The findings suggest early therapy could be helpful but further study is still required, according to Evangelos Kiskinis, PhD, assistant professor in the Ken and Ruth Davee Department of Neurology Division of Neuromuscular Disease and co-senior author of the study.
“If our hypothesis is correct, one would need to initiate treatment early,” said Kiskinis, who is also an assistant professor of Physiology, a New York Stem Cell Foundation Robertson Investigator and a member of the Simpson Querrey Institute. “Now, we’re thinking of ways to take this forward.”
KCNQ2 is a gene that is responsible for neuronal M-current, a potassium current that regulates potassium channels. Mutations in KCNQ2 are a leading cause of early-onset pediatric epilepsy.
The association between KCNQ2 and pediatric neurodevelopmental epilepsy was highlighted only 10 years ago by several groups, including one led by John Millichap, MD, ’10, ’11 GME, associate professor of Pediatrics in the Division of Neurology and Epilepsy and co-author of the study. Since then, more and more cases have been found as clinicians learned about the condition and the variant was added to standard genetic screening panels.
While the symptoms had been catalogued in children, and mouse studies had revealed some aspects of disease, no one had examined these mutations in human neurons, according to Alfred George, Jr., MD, chair and Magerstadt Professor of Pharmacology and co-senior author of the study.
“Investigating the functional and physiological consequences of KCNQ2 mutations in a human neuron can provide greater insight into the molecular basis for this monogenic epilepsy,” said George, who also director of the Channelopathy-associated Epilepsy Research Center.
In the study, scientists isolated cells from patients with KCNQ2 epilepsy and used those cells to create model neurons with or without the mutation. They cultured the neurons and recorded electrophysiological activity, finding that the neurons exhibited a burst-suppression activity model: periods of high-voltage electrical activity alternating with periods of little activity.

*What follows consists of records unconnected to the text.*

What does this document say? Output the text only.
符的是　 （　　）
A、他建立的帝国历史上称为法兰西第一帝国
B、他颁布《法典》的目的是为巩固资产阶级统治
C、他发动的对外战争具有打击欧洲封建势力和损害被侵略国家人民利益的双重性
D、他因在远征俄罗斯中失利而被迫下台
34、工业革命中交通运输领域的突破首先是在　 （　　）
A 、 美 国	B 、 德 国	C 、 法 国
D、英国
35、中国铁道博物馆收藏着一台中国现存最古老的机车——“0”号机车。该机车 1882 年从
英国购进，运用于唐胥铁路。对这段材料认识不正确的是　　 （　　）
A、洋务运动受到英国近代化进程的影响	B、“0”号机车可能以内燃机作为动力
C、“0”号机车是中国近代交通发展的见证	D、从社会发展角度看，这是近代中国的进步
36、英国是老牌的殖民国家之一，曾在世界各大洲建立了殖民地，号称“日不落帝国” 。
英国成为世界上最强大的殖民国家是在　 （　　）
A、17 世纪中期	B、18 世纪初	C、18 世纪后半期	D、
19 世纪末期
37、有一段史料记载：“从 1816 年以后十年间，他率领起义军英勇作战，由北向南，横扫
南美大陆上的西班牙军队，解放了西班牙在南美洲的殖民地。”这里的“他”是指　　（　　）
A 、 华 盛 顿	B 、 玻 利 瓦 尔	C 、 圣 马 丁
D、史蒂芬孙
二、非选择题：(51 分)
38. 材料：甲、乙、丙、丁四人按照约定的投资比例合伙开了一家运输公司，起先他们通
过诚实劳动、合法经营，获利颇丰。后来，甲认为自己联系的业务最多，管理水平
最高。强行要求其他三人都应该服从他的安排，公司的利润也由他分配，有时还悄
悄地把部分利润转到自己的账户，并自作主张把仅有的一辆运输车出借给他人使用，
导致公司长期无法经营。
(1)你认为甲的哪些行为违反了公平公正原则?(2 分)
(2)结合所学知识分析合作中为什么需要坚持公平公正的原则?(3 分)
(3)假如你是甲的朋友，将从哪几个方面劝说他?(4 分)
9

This was highly reminiscent of the patterns seen on electroencephalograms (EEGs) of patients with the mutation, according to Dina Simkin, PhD, research assistant professor of Neurology in the Division of Neuromuscular Disease and lead author of the study.
“It was definitely surprising and exciting to find such similar burst-suppression-like firing patterns in a dish,” Simkin said.
Further analysis revealed that while the M-current was less active, other potassium channels were upregulated. This is likely the neuron’s attempt to compensate for the defective M-current, Simkin said, but this homeostatic regulation may be doing more harm than good.
“The electrical phenotype in patient neurons was associated with maladaptive compensation, rather than the loss-of-function KCNQ2 channel mutation,” Simkin said.
Thankfully, this problem could have a solution: A recently-developed small molecule drug can boost activity in the M-current. If this drug could be administered early in the course of disease, children with this mutation might be able to avoid the secondary channel upregulation.
“It would only be relevant early on, because beyond a particular time point, the last thing you need is more potassium current activation,” Kiskinis said. “On the other hand, our findings offer alternative targets to treat this disorder.”
Now, Kiskinis and his collaborators are testing this hypothesis while also learning more about the heterogeneity of the disease, exploring improved mouse models and creating more patient-derived neurons to examine broader relevance of their findings in the disease.
“We are curious if perhaps different genetic variants might lead to a different disease presentation through alternative pathways,” Kiskinis said. “So we’re interested in seeing if that is true, or whether this model that we came up with is broadly relevant for other patients.”
Other co-authors of the study include Steven Lubbe, PhD, assistant professor of Neurology in the Division of Movement Disorders; Peter Penzes, PhD, the Ruth and Evelyn Dunbar Professor of Psychiatry and Behavioral Sciences, professor of Physiology and Pharmacology, and director of the Center for Autism and Neurodevelopment; and Marc Forrest, PhD, research assistant professor of Physiology.
This study was supported by National Institutes of Health National Institute on Neurological Disorders and Stroke grant U54NS10887 and the New York Stem Cell Foundation.